E não se trata de uma questão de maior ou menor “velocidade”. As coisas são menos simples e muitíssimo mais interessantes: a asfixiante lentidão de Leone gera um efeito de vertigem, enquanto a delirante angústia de Hitchcock parece congelar as medidas do próprio tempo. É isso que faz a beleza do cinema, não esta estratégia de bombardeamento visual e sonoro que comanda todos os elementos de Avatar: O Caminho da Água: o espectador é mesmo entendido como “coisa” a ser dominada pelo mais absoluto sonambulismo narrativo. No limite, somos cercados pelo desregrado “faz de conta” de muitos jogos de video, promovendo um acto de ver e ouvir em tudo e por tudo alheio aos valores específicos do cinema.
O caso agrava-se com a falta de investimento no trabalho de argumento. E não me estou a referir apenas à tacanhez dos diálogos, dignos de uma telenovela com “mensagem” ecológica. Pensemos, por exemplo, em Parque Jurássico (1993), de Steven Spielberg: será que os incríveis dinossauros digitais poderiam ter algum impacto dramático se não surgissem inseridos numa narrativa devidamente ponderada entre momentos de aceleração e hiatos de pausa ou contemplação? No caso de Avatar: O Caminho da Água, dir-se-ia que alguém julgou que uma narrativa se faz de um clímax, a que se cola outro clímax, e mais outro… Resultado: não há intensidade dramática porque, por definição, um clímax só funciona através do contraste com a sua própria ausência, espera ou expectativa.

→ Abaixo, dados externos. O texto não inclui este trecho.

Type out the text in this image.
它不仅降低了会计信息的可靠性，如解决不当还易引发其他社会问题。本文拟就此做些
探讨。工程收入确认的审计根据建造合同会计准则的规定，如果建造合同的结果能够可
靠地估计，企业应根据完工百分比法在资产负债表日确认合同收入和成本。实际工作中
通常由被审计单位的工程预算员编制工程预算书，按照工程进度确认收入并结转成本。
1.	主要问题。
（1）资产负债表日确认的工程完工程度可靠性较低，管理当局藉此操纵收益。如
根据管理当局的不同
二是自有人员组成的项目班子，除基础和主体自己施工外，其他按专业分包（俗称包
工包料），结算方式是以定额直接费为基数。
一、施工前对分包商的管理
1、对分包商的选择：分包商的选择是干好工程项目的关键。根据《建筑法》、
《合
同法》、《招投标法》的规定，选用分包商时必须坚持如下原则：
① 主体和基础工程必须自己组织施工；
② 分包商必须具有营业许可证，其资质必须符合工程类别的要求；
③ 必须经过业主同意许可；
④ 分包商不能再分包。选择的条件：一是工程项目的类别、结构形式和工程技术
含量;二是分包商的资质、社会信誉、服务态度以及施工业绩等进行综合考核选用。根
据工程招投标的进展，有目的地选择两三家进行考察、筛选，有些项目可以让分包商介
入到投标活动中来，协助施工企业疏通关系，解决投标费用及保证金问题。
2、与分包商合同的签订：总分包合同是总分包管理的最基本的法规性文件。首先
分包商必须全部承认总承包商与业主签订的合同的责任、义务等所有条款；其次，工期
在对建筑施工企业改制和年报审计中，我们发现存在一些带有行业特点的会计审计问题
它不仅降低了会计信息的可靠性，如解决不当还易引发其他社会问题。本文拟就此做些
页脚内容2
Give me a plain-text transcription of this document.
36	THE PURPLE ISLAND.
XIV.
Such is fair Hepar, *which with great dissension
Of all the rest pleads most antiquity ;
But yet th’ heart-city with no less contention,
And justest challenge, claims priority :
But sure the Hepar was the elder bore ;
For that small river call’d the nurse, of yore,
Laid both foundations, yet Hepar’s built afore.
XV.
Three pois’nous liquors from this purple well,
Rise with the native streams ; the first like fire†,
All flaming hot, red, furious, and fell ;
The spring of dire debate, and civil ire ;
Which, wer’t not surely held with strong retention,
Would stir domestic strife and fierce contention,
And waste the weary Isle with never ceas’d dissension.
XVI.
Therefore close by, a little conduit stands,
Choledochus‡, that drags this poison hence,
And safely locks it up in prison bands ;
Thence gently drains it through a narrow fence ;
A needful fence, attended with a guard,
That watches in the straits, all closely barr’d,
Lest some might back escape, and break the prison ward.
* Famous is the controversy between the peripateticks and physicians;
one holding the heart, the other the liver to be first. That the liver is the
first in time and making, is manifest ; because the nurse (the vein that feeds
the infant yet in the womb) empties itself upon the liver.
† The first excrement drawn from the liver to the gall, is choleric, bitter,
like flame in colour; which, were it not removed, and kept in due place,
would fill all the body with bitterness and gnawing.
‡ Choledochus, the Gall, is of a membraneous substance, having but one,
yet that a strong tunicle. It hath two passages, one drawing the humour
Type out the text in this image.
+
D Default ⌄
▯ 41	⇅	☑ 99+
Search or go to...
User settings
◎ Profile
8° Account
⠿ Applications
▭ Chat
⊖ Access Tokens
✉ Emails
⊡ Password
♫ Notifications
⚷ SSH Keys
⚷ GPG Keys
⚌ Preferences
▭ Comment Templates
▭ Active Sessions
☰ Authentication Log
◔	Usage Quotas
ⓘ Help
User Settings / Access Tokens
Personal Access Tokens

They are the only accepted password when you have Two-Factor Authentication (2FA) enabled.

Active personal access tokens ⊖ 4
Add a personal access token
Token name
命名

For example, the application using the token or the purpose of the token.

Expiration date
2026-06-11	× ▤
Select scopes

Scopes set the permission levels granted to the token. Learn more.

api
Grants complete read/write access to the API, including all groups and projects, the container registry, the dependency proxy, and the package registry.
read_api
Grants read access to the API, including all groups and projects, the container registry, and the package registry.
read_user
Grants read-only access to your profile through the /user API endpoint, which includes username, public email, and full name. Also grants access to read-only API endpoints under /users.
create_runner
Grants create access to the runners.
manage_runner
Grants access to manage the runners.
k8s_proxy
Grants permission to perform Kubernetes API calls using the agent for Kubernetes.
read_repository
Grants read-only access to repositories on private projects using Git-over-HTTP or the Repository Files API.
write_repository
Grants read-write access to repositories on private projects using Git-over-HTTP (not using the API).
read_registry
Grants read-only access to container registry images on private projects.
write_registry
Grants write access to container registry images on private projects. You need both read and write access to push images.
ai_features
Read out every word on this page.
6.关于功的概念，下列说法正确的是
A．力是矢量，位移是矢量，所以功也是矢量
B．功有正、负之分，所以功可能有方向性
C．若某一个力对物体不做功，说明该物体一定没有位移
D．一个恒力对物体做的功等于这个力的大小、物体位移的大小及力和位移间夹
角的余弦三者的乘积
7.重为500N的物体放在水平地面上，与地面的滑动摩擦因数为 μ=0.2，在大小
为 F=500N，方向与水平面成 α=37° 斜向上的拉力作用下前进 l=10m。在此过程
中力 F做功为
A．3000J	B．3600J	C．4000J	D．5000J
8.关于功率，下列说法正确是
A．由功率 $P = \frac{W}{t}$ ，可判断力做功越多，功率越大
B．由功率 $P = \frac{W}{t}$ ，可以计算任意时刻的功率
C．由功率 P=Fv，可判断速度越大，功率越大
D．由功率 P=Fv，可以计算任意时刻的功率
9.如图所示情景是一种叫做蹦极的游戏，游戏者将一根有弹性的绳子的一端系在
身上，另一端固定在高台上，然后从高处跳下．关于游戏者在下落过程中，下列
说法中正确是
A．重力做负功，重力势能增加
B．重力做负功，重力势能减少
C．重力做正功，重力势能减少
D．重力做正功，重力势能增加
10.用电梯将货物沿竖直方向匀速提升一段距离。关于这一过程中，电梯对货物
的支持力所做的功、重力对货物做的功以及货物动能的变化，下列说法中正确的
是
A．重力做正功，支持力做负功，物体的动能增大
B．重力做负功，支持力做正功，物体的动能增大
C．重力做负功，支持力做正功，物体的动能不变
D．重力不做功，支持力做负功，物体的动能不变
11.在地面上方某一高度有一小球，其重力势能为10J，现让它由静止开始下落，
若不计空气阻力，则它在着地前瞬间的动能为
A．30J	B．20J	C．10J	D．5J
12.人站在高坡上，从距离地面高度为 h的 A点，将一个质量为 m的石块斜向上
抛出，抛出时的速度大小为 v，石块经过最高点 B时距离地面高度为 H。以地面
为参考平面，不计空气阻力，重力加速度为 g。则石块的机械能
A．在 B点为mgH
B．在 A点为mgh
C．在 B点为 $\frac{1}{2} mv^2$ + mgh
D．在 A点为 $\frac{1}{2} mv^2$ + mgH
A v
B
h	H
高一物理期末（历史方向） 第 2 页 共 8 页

Infelizmente, Martin Scorsese tinha razão quando chamou a atenção para o facto de haver filmes contemporâneos, nomeadamente de super-heróis — referia-se aos produtos com chancela Marvel — que “não são cinema” (leia-se o seu artigo, já um clássico da escrita sobre cinema, publicado no New York Times de 4 de novembro de 2019). São objectos que resultam de aparatos tecnológicos, lógicas de produção e estratégias de promoção que ignoram todos os valores narrativos que, de Chaplin a Spielberg, passando por Ford, Kubrick ou Coppola, sustentaram (e sustentam) a história do cinema — em particular a história de Hollywood. Avatar: O Caminho da Água é produto desse vazio artístico e conceptual. O seu alvo, porventura também a sua invenção, é um público sem memórias.